Both assessments and the consequent negative insinuations derive from the generalized lack of knowledge about the risks and dynamics of investment portfolios. With this paper, I will provide some basic ideas on portfolio management and repeat the risks faced by securities and portfolios, in order to make clear what are and what are not investment losses, whether private or governmental.

First of all, let us review the most common risks involved in investments in securities. First, there is a "credit risk" or "non-payment" risk, i.e. that the investment may be a total or partial failure and that the money invested may not be recovered. In addition to the issuer's soundness, this risk is associated with the economic and political situation that may affect the issuer. 

Another common risk is liquidity risk or redemption risk, i.e., the risk that, at a given time, the investment cannot be converted into cash. The first of these two risks is mitigated or minimized by making an exhaustive analysis of the investment or by following the investment and country risk guidelines of the risk rating agencies. The second is by investing in instruments that are traded in open markets, which allows you to sell the investment easily if necessary.

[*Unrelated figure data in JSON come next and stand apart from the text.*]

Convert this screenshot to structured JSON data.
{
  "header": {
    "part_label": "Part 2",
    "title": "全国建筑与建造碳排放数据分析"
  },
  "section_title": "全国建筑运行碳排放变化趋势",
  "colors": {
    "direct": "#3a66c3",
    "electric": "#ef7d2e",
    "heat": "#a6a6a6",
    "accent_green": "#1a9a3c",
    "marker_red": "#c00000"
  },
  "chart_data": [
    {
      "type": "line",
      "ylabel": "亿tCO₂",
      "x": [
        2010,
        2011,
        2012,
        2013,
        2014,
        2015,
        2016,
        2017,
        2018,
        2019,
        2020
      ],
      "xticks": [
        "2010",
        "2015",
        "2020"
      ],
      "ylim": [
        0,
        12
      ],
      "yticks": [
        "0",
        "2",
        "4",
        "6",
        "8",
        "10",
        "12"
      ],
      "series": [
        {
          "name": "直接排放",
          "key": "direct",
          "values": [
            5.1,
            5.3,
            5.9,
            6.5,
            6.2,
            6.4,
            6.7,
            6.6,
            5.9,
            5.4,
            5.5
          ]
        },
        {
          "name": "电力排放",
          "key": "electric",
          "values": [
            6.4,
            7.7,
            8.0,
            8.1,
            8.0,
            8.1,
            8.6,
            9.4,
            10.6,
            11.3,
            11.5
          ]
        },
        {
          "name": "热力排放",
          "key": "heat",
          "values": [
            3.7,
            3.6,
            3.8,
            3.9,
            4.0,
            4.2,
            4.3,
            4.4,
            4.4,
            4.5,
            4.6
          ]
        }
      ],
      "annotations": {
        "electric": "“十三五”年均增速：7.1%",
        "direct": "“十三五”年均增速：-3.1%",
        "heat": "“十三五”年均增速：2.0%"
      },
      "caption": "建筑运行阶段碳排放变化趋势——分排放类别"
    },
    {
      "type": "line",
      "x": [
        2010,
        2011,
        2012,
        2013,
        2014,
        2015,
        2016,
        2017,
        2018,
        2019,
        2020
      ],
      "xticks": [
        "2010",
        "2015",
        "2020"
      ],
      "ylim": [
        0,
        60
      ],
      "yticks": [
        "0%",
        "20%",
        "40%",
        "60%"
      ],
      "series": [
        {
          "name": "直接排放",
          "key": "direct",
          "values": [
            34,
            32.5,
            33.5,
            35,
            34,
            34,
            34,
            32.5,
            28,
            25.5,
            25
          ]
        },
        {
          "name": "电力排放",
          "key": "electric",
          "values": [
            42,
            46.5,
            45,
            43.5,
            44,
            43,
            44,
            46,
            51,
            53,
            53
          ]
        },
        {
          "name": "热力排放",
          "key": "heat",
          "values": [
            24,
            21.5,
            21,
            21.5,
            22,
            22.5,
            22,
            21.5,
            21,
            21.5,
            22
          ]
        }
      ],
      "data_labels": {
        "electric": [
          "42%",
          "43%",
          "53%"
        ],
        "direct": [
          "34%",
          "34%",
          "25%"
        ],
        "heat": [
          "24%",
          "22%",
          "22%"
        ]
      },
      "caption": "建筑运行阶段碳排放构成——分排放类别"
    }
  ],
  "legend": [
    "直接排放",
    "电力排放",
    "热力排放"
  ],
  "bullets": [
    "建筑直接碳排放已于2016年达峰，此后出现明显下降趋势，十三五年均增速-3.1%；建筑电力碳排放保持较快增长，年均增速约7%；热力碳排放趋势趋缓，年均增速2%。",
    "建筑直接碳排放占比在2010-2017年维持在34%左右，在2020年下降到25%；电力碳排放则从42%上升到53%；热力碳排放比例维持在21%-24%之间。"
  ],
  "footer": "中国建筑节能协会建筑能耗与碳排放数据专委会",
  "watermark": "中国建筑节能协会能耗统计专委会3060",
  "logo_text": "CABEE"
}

But securities have other risks that vary with the day to day of the markets and the economy, the best known and most elusive is the so-called "rate risk" or "market risk" which is the impact that increases or decreases in market rates can have on the price of a security whose interest rate is fixed or is different from the market rate. A bond, which has an interest rate lower than the rate paid by the market today, would have a lower price than its initial value. Conversely, a bond that pays more than the market should be able to be quoted and sold for a price higher than the acquisition price.